Last year I was invited onto a fellow author’s blog to talk about the ten books that have influenced my writing. It was difficult to choose out of the thousands I have enjoyed throughout my life, but when I look back more than a year later with two of my own novels published, the list still stands. Having recently completed my third novel and well into my fourth, I thought I should share these ‘influencers’ with you.

  1. Matilda by Roald Dahl

I mention this book not only for Dahl’s humorous narrative, but also for the fighting attitude of Matilda herself. She never gives up, and along my journey to publication, I’ve aspired to her spirit and positivity. I wouldn’t mind some of her psychic powers too.

  1. Le Petit Prince by Antoine de Saint Aubrey

This is another book that has been categorised as children’s literature. But like Dahl’s Matilda, I would encourage any adult who hasn’t yet had the pleasure, to read this magical story. Humans should all treat each other like The Little Prince’s rose. This allegorical tale is simply enchanting. After I’d mastered the French language, I enjoyed this book even more in its original version.

  1. Enduring Love by Ian McEwan

Strangers on a Bridge isn’t the only novel I have written involving a stalker, but it is the only one I’ve written in first person throughout, from the point of view of the victim. In my fascination for the way one human being can become so obsessed with another, I thought McEwan was clever in creating the tension surrounding his oppressor without ever allowing us to see into his psyche. My third psychological thriller allows the reader into the mind of the stalker, giving a whole new perspective to the menace.

  1. Apple Tree Yard by Louise Doughty

Along with McEwan’s Enduring Love, this novel was a great lesson for me in how the writer can persuade the reader to form such a strong opinion about a supporting character and be completely misled at the end of the narrative. It has the ubiquitous twist of domestic noir fiction.

  1. Flight Behaviour by Barbara Kingsolver

I adore Kingsolver’s narratives. Her earlier works The Bean Trees and Pigs in Heaven were favourite reads of mine years ago, but with Flight Behaviour she develops her characters to the next level of penmanship. The emotions in her relationships are tangible. And I love the analogies used for a struggling family and the peril of the magnificent monarch butterflies.
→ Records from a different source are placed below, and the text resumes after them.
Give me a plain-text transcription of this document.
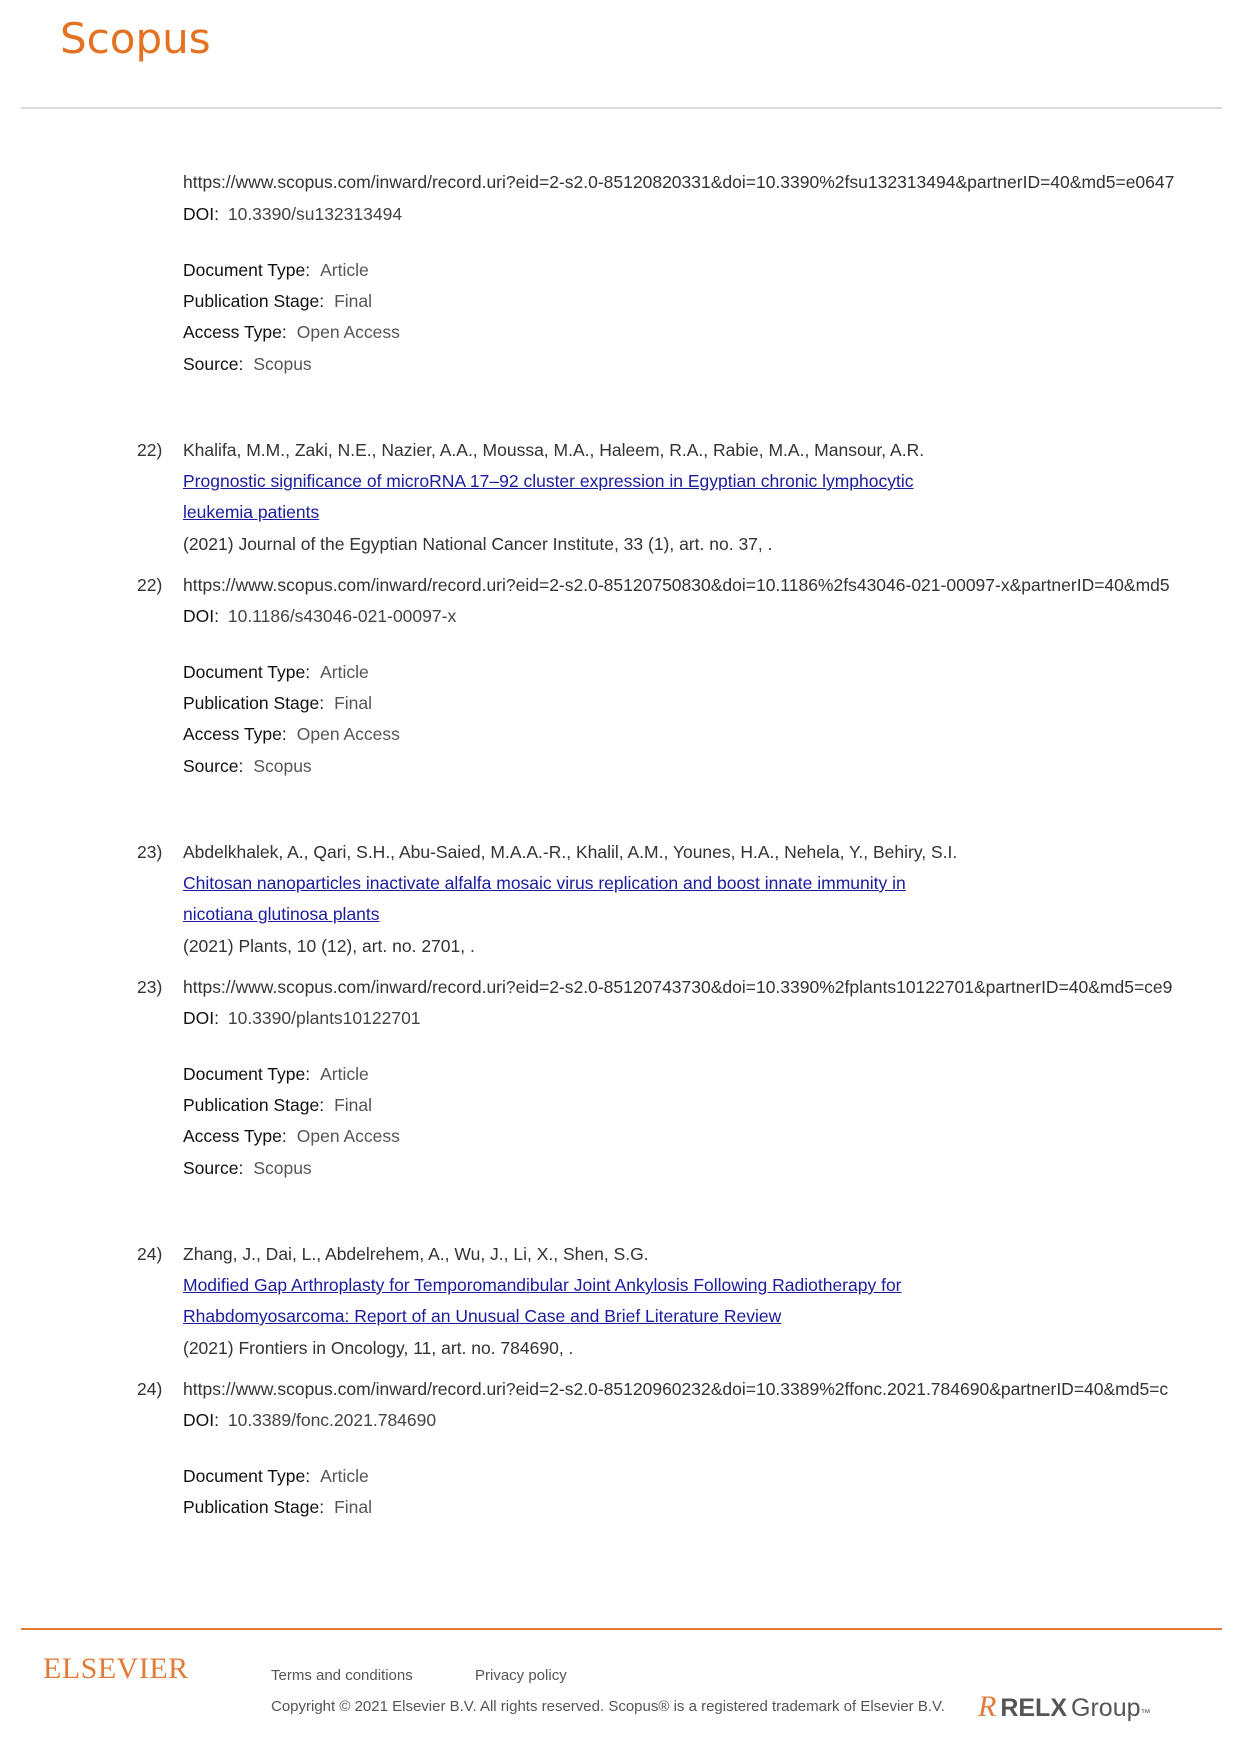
Scopus
https://www.scopus.com/inward/record.uri?eid=2-s2.0-85120820331&doi=10.3390%2fsu132313494&partnerID=40&md5=e0647
DOI: 10.3390/su132313494
Document Type: Article
Publication Stage: Final
Access Type: Open Access
Source: Scopus
22) Khalifa, M.M., Zaki, N.E., Nazier, A.A., Moussa, M.A., Haleem, R.A., Rabie, M.A., Mansour, A.R.
Prognostic significance of microRNA 17–92 cluster expression in Egyptian chronic lymphocytic
leukemia patients
(2021) Journal of the Egyptian National Cancer Institute, 33 (1), art. no. 37, .
22) https://www.scopus.com/inward/record.uri?eid=2-s2.0-85120750830&doi=10.1186%2fs43046-021-00097-x&partnerID=40&md5
DOI: 10.1186/s43046-021-00097-x
Document Type: Article
Publication Stage: Final
Access Type: Open Access
Source: Scopus
23) Abdelkhalek, A., Qari, S.H., Abu-Saied, M.A.A.-R., Khalil, A.M., Younes, H.A., Nehela, Y., Behiry, S.I.
Chitosan nanoparticles inactivate alfalfa mosaic virus replication and boost innate immunity in
nicotiana glutinosa plants
(2021) Plants, 10 (12), art. no. 2701, .
23) https://www.scopus.com/inward/record.uri?eid=2-s2.0-85120743730&doi=10.3390%2fplants10122701&partnerID=40&md5=ce9
DOI: 10.3390/plants10122701
Document Type: Article
Publication Stage: Final
Access Type: Open Access
Source: Scopus
24) Zhang, J., Dai, L., Abdelrehem, A., Wu, J., Li, X., Shen, S.G.
Modified Gap Arthroplasty for Temporomandibular Joint Ankylosis Following Radiotherapy for
Rhabdomyosarcoma: Report of an Unusual Case and Brief Literature Review
(2021) Frontiers in Oncology, 11, art. no. 784690, .
24) https://www.scopus.com/inward/record.uri?eid=2-s2.0-85120960232&doi=10.3389%2ffonc.2021.784690&partnerID=40&md5=c
DOI: 10.3389/fonc.2021.784690
Document Type: Article
Publication Stage: Final
ELSEVIER	Terms and conditions	Privacy policy
Copyright © 2021 Elsevier B.V. All rights reserved. Scopus® is a registered trademark of Elsevier B.V. R RELX Group ™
  1. Dirt Music by Tim Winton

Winton is another author with the ability to create wonderful characters. What impresses me most with this particular novel is that although there are no speech marks or tags in the dialogue, the reader knows exactly who is speaking or thinking at all times. It takes skill to anchor a narrative so cleverly into the reader’s head, and with such beautiful prose.

  1. Ms Smillas Feeling for Snow by Peter Hoeg

This is the first Scandi crime novel I ever read, and it started the small spark of wanting to write something outside the Anglo-Saxon culture I grew up in. Living in Switzerland gives me a different platform. Although my writing is not as gritty as some Scandi noir novels, the landscape in the Alps often lends itself to dark dramatic narratives.

  1. Saturday by Ian McEwan

McEwan has wiggled his way twice onto my list. His writing often polarises people, and this book is no different. I read this cleverly plotted novel in one sitting. This literary crime story takes place over one day. I was entirely absorbed with the characters and setting. It challenged me to look at everyday tasks, to describe them in an engaging way, and to have something spectacular happen at the moment you are least expecting it.

  1. Strangers on a Train by Patricia Highsmith

When the early drafts of my debut Strangers on a Bridge were receiving attention, a respected editor compared the creeping tension in the narrative to the writing of Highsmith. I was naturally flattered. Highsmith creates characters the reader loves to hate, such as Charles Bruno, but also characters who draw empathy from the reader despite their villainous deeds such as Guy Haines, and in her later novels, Tom Ripley. When I began searching for a title for my novel, I was very much influenced by Highsmith.

  1. Marshall Cavendish Step-by-Step to Home Cooking

This is not, obviously, a novel. I received it as a gift from my mother over thirty years ago. I’ll let you decide why this has helped my writing, my marriage, and my life in general.